Rewrite each sentence to eliminate needless shifts. Be advised that these sentences may be corrected in different ways.

1. Naturally anyone hearing this question would not know how he or she could begin to answer.

2. If there were a simple solution, students would not find it.

3. Shaking their heads, the students had no idea how to begin to answer.

4. If Fermi were making a joke, few people would remember it.

5. Fermi wanted his students to realize that anyone could arrive at a reasonable answer if they would make a series of assumptions.

6. If one knew that there were three million people in Chicago, one could assume that the average household had four members.

7. If you were to assume that there was one piano for every three households, you could assume there were 
    250,000 pianos in Chicago.

8. If you assume that each piano is tuned once a decade, then there would be 25,000 tunings a year.

9. If you assumed the average piano tuner serviced four pianos a day, you would guess that twenty tunings were performed each week.

10. Since most people take a two-week vacation, the average piano tuner works fifty weeks and services one- thousand pianos a year.

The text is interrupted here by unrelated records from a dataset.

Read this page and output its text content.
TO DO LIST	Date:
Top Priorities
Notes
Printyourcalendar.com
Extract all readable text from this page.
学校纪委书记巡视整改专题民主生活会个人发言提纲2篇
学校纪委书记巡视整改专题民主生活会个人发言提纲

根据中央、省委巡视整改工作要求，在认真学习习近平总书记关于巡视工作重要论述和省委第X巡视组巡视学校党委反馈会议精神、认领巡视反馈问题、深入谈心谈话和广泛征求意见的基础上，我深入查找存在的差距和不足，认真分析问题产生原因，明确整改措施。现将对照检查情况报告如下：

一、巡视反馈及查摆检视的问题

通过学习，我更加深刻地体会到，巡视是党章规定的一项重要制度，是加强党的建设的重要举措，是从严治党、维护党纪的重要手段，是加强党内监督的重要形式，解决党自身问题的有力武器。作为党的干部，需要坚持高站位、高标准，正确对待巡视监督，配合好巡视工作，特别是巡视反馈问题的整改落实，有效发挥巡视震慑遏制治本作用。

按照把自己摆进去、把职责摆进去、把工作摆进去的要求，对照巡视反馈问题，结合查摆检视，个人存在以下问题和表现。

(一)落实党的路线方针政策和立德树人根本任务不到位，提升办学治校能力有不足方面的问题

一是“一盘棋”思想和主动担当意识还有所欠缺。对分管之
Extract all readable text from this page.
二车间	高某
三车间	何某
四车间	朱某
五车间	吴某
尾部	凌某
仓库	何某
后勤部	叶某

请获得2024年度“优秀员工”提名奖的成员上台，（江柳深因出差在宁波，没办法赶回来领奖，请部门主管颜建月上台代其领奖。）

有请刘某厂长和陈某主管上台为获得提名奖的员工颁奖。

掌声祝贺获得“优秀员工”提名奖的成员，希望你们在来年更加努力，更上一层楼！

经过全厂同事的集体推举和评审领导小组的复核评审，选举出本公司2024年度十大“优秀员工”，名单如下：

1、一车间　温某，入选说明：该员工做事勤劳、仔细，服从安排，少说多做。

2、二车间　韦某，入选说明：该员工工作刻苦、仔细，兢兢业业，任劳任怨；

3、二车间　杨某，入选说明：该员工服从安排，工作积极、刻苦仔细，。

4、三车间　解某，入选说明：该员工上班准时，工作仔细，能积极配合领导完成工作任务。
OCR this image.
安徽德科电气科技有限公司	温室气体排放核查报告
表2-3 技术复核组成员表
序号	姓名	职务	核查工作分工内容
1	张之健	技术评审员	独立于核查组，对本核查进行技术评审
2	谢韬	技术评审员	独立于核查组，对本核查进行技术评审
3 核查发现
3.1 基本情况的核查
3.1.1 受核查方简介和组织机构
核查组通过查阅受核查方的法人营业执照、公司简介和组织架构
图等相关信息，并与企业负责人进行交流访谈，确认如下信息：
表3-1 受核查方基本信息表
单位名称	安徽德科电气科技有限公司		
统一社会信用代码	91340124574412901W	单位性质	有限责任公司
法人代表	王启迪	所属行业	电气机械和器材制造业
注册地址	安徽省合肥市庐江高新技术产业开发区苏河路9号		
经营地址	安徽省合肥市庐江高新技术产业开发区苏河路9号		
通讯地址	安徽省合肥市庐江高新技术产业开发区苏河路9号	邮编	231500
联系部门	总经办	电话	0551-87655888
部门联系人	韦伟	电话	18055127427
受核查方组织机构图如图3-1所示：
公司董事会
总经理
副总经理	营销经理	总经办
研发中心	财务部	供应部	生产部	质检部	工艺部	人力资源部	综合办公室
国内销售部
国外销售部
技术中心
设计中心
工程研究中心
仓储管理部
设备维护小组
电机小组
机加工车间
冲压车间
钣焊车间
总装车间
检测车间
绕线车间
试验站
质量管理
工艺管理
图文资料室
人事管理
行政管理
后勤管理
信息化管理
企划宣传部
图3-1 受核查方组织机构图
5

11. From these assumptions students would make their estimates that there are twenty-five piano tuners in Chicago.

12. Naturally, students realize that they have rough estimates with which to work.

13. Students understand that there assumptions could be wrong; there could be only ten or more than fifty piano tuners.

14. But as Fermi demonstrated with the Yellow Pages, twenty-five was a good estimate.

15. Fermi wanted to show that one could probe the unknown and could achieve a ballpark figure through making a chain of assumptions.

16. Any of the assumptions students made could be wrong; students might estimate that one in three homes had a piano when the real figure was one in ten.

17. But since it was unlikely that one would consistently overestimate or underestimate, one miscalculation was cancelled out by another.

18. Thus, even if one made a wild guess, one might have ultimately arrived at a reasonable answer.

19. Someone trying to fathom a vast unknown subject may find that he or she could make use of this system of educated calculations.

20. Fermi, who unlocked the secret of the atom, was able to demonstrate to us complete thinking processes in terms we could understand.